Specifically: Starship makes no economic sense. There simply isn’t any pre-existing demand for the kind of heavy lift capacity and cadence that Starship is designed to deliver. Nor is there anyone who isn’t currently launching heavy payloads to LEO but the only thing holding them back is that they need weekly launches because their use case demands a whole lot of heavy stuff in space on a tight schedule and that’s an all-or-nothing thing for them.

So nobody else has a reason to buy 50 Starship launches per year. And the planned Starlink satellites are already mostly in orbit. So what do you do? Just sell Starship to xAI, the same way he fixed Cybertruck’s demand problem by selling heaps of them to SpaceX.

drivebyhooting 12 hours ago | parent | next [-]

There might be a lot of induced demand from starship.
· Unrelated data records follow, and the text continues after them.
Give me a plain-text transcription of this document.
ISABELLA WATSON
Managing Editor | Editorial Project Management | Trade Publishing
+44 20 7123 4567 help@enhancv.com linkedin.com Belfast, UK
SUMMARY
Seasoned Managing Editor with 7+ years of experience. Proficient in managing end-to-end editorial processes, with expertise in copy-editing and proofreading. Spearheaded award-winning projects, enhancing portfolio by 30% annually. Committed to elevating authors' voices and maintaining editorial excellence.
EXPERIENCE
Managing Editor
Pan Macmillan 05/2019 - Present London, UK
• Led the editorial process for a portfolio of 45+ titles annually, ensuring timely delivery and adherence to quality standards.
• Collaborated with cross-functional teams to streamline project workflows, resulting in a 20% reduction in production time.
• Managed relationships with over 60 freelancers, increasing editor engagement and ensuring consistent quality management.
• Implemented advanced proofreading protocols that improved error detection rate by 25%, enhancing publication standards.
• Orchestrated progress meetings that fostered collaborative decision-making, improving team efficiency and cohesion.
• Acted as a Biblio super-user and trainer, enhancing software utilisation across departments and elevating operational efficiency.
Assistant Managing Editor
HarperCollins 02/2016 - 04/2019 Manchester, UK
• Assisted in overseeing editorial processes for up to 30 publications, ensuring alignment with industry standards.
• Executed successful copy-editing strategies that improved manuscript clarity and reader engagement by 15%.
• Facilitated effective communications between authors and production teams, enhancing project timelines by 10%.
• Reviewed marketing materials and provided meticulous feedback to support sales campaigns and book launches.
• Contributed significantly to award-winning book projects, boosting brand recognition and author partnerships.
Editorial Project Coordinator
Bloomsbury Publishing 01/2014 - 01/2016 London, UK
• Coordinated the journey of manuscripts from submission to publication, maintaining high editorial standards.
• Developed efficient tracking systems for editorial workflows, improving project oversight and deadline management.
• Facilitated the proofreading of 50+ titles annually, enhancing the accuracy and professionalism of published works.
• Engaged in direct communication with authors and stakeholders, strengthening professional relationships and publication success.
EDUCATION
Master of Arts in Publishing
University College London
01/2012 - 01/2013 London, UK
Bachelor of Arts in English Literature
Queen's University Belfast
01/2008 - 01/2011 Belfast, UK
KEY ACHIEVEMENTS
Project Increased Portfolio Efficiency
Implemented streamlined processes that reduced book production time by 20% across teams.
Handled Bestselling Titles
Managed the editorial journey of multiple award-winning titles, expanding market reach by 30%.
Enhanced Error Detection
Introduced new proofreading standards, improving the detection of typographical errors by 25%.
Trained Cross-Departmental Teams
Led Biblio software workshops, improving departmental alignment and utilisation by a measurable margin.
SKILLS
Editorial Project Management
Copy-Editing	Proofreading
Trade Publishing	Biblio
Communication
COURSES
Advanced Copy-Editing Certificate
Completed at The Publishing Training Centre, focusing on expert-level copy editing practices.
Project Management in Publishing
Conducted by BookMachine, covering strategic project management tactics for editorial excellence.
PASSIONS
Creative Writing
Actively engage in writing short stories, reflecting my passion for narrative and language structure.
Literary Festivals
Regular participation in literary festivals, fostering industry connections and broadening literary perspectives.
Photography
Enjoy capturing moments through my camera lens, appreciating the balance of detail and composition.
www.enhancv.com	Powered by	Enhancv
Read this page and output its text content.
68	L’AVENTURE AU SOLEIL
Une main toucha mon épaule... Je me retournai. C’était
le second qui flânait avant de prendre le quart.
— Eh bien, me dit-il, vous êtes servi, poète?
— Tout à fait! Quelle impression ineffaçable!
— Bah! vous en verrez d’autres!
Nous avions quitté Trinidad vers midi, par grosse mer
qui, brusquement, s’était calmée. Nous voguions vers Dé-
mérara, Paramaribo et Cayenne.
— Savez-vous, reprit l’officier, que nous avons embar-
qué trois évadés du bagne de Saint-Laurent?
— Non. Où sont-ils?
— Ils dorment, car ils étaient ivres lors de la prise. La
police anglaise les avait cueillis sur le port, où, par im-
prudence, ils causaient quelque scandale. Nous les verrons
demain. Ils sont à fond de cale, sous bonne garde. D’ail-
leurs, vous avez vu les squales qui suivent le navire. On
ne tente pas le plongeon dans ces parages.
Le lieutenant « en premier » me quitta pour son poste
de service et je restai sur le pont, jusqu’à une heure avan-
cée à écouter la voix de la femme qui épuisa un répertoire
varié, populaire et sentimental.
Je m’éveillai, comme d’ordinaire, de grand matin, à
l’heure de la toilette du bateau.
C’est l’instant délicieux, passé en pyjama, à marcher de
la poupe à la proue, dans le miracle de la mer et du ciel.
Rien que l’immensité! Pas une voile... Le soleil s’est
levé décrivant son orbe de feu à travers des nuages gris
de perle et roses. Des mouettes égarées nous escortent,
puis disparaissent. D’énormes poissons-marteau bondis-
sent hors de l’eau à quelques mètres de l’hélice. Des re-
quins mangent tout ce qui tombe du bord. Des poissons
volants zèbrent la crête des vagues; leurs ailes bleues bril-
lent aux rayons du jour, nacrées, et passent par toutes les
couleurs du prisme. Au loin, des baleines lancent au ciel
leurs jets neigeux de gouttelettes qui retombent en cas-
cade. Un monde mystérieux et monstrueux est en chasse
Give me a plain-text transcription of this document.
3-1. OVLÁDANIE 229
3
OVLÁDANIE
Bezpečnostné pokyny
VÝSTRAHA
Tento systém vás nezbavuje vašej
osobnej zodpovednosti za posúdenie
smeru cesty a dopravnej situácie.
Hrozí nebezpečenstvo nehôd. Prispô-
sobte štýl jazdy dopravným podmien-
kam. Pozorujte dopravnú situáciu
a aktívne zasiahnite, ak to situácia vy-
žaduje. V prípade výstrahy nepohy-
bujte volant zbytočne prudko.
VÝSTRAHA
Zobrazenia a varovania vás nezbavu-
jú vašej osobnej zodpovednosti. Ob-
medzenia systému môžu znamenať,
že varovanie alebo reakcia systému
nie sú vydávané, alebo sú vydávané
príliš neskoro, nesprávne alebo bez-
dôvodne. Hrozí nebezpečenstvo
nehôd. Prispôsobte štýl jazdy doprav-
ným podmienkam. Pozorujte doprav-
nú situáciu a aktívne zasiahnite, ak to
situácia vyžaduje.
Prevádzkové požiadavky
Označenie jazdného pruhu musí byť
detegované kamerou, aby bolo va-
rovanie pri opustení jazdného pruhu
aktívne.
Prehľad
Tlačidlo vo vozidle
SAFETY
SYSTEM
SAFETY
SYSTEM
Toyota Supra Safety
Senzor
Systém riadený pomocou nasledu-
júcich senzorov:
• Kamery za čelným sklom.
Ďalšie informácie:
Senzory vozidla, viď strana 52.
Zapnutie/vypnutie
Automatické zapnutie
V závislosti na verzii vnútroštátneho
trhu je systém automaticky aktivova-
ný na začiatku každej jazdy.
I’m sure defense is a big one.

bunderbunder 11 hours ago | parent [-]

No, but really, where will it come from?

If (as seems to be the case) nobody can identify a specific source of latent demand that is large enough to soak up the two order of magnitude increase in the supply of heavy lift launch capacity that Elon wants to deliver, then that strongly suggests that SpaceX does not actually have a business plan for Starship. Or at least, not a business plan that’s been thought through as clearly as a $5 billion (and counting) investment would warrant.

“Defense” is not nearly specific enough to count as an answer. What kind of defense application, specifically, do you have in mind, and why does it need specifically this kind of heavy lift capacity to be viable?

weregiraffe an hour ago | parent | prev [-]

>Specifically: Starship makes no economic sense.

Starship can replace Falcon 9 and probably be cheaper, if fully reusable, so more profitable. So at least some economic sense is there already.